Shimonoseki on the Southern Tip Of Honshu is particularly famous for Fugu. There is a Bronze Monument Of A Fugu in front of the fish market. There are even Fugu pictured on the city’s manhole covers. Every February people pray for a good Puffer Fish catch before a special shrine and fishermen send the Emperor a Fugu as a gift.
It takes about 11 years to become a full-fledged Fugu chef. All cooks that prepare Fugu are licensed. They must go through a three year apprenticeship under a master, take intensive courses, pass a written exam and show skill making about a dozen types of Fugu dishes.
There’s a written exam that lasts two hours
You are handed the following, Fugu, knife and twin pans.
20 minutes test takers must put all the poisonous parts in one pan and all the edible parts in the other, label the parts with plastic tags (red for toxic, black for edible) and prepare a meal in an artful arrangement.
Hard part of the test is separating out the female ovaries, one of the deadliest parts, look almost identical to the male’s testicles, which are a delicacy.
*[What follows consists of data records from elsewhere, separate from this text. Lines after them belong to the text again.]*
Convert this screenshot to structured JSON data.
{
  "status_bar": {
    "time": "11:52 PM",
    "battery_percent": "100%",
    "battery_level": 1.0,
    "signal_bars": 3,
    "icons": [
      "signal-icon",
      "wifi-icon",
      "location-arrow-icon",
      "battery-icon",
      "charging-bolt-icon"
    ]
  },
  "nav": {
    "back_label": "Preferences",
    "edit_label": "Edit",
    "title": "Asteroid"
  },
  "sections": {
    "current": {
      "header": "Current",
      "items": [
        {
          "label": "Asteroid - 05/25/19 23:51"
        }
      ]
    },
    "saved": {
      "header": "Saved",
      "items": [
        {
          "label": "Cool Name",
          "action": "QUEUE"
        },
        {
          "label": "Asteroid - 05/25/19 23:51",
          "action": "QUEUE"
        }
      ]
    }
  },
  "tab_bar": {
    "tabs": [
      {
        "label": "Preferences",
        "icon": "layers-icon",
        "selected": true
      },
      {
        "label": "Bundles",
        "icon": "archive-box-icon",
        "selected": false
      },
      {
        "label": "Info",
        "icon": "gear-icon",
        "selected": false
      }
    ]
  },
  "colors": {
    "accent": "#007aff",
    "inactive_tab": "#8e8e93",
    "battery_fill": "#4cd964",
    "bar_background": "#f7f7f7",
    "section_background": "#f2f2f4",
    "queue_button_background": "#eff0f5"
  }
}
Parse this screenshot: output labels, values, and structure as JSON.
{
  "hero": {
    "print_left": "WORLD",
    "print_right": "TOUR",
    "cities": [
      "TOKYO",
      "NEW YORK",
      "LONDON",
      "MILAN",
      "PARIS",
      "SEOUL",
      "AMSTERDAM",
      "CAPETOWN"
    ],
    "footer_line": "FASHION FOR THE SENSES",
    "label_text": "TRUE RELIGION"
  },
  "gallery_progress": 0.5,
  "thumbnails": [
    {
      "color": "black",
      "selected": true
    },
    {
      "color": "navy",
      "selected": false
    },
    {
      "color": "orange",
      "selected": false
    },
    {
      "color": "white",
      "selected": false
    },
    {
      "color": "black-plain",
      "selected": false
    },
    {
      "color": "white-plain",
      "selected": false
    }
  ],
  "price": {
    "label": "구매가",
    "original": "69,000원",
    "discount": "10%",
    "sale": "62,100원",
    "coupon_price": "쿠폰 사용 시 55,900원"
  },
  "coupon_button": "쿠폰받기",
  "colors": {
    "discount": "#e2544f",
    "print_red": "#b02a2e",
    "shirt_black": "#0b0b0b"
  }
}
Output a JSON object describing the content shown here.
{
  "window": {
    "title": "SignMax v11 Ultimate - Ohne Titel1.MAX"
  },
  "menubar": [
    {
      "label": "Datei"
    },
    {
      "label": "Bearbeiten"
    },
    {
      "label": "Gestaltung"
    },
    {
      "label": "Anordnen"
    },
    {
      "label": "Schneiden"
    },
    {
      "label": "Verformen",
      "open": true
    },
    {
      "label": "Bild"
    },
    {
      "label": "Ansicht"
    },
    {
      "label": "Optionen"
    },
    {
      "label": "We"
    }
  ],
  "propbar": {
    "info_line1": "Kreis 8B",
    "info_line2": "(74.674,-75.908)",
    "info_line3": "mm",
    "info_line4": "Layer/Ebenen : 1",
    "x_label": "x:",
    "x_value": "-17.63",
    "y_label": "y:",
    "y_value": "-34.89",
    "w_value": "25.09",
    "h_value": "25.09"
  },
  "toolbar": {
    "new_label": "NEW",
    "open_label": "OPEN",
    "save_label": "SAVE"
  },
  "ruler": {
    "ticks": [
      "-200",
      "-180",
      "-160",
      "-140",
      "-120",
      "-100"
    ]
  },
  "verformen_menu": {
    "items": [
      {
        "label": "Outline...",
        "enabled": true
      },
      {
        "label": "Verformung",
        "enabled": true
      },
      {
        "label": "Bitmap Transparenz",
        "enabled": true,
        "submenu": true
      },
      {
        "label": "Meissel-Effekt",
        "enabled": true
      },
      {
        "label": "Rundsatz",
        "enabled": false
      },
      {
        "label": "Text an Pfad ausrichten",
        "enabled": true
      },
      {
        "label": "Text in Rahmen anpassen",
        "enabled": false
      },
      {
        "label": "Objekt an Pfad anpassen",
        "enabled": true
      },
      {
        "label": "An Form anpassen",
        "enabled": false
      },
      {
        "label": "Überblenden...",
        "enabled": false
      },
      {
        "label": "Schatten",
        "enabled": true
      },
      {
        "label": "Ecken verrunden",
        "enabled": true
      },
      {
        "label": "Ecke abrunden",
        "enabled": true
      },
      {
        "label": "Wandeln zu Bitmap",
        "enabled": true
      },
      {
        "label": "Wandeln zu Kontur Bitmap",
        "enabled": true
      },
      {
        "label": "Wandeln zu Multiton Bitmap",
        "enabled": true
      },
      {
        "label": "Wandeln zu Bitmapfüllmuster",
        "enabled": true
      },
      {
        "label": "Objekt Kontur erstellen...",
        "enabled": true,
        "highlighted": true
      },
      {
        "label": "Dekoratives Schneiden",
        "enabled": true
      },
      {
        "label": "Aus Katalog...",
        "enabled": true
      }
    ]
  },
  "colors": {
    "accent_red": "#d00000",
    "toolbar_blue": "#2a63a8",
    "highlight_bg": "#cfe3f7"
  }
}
If you mix them you fail the test. Around 800 to 900 people take the test every year, with about two thirds of those taking it passing.
The White-Spotted Puffer Fish have a unique habit – the males are known to make Nests In The Sand, round and more than 6 feet in diameter. More impressive even is that they never reuse the same nest twice. Rather just make a new one each time. The purpose? Attract females. If the female is impressed, she will ‘lay’ her eggs in the nest and the male fertilizes them. Normally, the female simply follows the male near the water’s surface or to some cover where she releases her eggs. After fertilization the eggs develop hard shells and after hatching, the fry swim off ready to find food. Masked Puffer Fish males also make ‘nests’ but for a different purpose. They create a home out of their sperm, where they can hide from predators. Also, the sperm gives their home a foul smell which masks their own scent.
In Tokyo may serve a three-year apprenticeship and have to pass a stringent test under the watchful eyes of health officials. There is no centralized regulation, Only 19 of Japan’s 47 prefectures requires chefs to pass an exam to obtain a Fugu License.
Puffer fish share two similar traits with chameleons, They can change color turning lighter or darker in response to their environment. Also they can move their eyes independently, meaning they can move their right eye in one direction and their left eye in another so that they are looking at two different things at the same time. Puffer fish have excellent eyesight, which allows them to spot predators quickly so that they can either flee or puff up before it’s too late.
The poison, tetrodotoxin, is actually produced by the bacteria that the fish allows to colonize its various parts. Tetrodotoxin is a Neurotoxin, meaning it takes out the nervous system as it moves through the body. The toxin starts with the extremities. The first place people notice it is in the lips. Then the fingers. There’s a tingling numbness, and a loss of control. This is a sign that it’s time to go to the hospital.
The toxin moves inwards from there, taking out the muscles, often causing weakness, while paradoxically bringing on vomiting and diarrhea. Then tetrodotoxin hits the diaphragm. This is the large, muscular membrane in the chest that lets the lungs breathe in and out. The respiratory system is paralyzed while the person is still fully conscious. Eventually the toxin does get to the brain. Some people aren’t lucky enough to completely lose consciousness. There are people who report being conscious, either occasionally or continually, throughout their coma. The person becomes unable to move, speak or breathe, turning blue, until he or she is completely paralyzed. Death usually occurs within hours without treatment but in one case, it happened after only 17 minutes.